Pero en este nuevo orden de la mirada, el cinéfilo no es un espectador cualquiera. Ocupa un lugar privilegiado. Como han explicado An-toine de Baecque y Thierry Frémaux, si el cine es la gran metáfora de las relaciones sociales del siglo XX occidental, la cinefilia sería su versión clandestina, su prolongación ceremonial, individual e íntima. (4) El cinéfilo es un espectador que organiza la propia vida alrededor de las películas. No se conforma con amar el cine, sino que lo convierte en su «manera de ser». Esta manera de ser no se caracteriza necesariamente por un corpus definido de películas o de textos. Cinéfilos de distintos lugares y épocas han defendido tendencias diferentes, incluso opuestas, dependiendo de las ideas que persiguieran.
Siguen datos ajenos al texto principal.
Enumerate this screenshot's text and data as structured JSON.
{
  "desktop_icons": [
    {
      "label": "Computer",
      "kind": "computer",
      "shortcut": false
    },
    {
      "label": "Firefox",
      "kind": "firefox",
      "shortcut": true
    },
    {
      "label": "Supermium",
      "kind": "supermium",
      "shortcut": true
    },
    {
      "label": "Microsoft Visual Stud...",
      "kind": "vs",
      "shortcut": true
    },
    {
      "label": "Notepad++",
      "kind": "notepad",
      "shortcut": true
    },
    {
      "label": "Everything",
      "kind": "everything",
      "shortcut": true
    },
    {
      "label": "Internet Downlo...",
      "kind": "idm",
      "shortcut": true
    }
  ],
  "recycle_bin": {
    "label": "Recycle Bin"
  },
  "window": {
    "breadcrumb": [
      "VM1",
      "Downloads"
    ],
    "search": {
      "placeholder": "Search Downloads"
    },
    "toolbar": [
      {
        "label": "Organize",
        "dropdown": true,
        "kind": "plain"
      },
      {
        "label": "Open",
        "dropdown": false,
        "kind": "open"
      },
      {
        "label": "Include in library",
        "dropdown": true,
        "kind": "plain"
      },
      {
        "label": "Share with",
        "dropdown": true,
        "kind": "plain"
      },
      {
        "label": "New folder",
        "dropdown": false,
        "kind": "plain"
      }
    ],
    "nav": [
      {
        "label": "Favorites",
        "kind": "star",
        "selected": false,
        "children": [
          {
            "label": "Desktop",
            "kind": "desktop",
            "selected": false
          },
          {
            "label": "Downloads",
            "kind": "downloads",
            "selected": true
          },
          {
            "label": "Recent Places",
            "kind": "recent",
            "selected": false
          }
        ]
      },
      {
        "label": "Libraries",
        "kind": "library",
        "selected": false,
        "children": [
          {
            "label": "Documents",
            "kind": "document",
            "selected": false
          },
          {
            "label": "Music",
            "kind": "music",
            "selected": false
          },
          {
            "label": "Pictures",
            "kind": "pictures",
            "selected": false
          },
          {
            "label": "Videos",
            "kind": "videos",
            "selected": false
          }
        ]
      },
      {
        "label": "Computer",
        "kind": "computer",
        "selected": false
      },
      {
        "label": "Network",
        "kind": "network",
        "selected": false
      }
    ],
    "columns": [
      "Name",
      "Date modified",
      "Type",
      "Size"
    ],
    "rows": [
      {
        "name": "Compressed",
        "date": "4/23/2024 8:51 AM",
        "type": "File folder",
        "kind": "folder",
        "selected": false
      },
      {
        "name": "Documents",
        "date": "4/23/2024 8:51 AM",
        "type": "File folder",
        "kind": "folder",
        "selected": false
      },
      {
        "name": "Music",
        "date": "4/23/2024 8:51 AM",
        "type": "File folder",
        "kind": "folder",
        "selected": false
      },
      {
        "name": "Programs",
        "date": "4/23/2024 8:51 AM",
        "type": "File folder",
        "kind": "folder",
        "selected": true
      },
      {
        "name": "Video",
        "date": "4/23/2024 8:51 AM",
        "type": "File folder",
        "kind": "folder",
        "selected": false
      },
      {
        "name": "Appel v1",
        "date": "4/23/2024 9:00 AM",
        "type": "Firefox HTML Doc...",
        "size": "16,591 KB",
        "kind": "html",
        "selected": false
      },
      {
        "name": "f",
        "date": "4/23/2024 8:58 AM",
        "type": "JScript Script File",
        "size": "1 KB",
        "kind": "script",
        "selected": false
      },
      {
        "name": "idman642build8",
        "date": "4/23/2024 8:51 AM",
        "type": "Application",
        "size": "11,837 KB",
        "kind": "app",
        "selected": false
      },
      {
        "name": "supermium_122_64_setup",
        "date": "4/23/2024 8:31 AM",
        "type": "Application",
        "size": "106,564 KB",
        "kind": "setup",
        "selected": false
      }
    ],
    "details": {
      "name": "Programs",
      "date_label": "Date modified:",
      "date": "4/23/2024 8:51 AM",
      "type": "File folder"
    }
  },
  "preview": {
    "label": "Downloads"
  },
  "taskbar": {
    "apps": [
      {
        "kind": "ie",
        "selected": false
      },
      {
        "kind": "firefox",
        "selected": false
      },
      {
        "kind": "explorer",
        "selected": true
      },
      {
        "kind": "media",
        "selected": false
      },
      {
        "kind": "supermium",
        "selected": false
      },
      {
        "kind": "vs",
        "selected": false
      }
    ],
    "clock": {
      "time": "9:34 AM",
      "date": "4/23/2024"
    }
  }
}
En cambio, parece posible determinar ciertos patrones que se repiten en su forma de actuar. «No hay amor, solo hay pruebas del amor», dice un famoso verso del poeta Pierre Reverdy recuperado por Jean Cocteau para el guión de Las damas del bosque de Bolonia. (5) No es el amor al cine lo que distingue al cinéfilo, sino las pruebas de su amor, que se formalizan a través de la construcción de rituales de la mirada, de la exploración, de la comunicación, de la formación de comunidades y de espacios de intercambio. Su actividad no se limita en ningún caso a la observación pasiva y la acumulación de conocimiento. Anhela desempeñar un rol activo en el sistema productivo del cine. Recordemos el ilustrativo caso de los cinéfilos parisinos reunidos en los años cincuenta alrededor de la revista Cahiers du Cinéma, que antes de lanzarse a dirigir películas ya consideraban la crítica un acto creativo cinematográfico en sí mismo, y no un proceso subordinado a las películas de los demás. «Escribir era ya hacer cine -decía Jean-Luc Godard- porque entre escribir y rodar hay una diferencia cuantitativa, no cualitativa» (6).
Parece evidente que la idea de la cinefilia como simple amor al cine resulta insuficiente, y puede dar lugar a equívocos. Aunque se tiende a resaltar el amor como motivación principal del cinéfilo, su carácter se define también por otros muchos tipos de sentimientos y emociones, no todos tan sanos, entre ellos arrebatos pasionales y censores, formas de indignación, rabia, nostalgia, entusiasmo, dolor o tristeza. En muchas ocasiones, el odio a una determinada forma de cine, a una película o a un director se manifiesta con igual o más intensidad que el amor. El cinéfilo es un animal social impulsivo.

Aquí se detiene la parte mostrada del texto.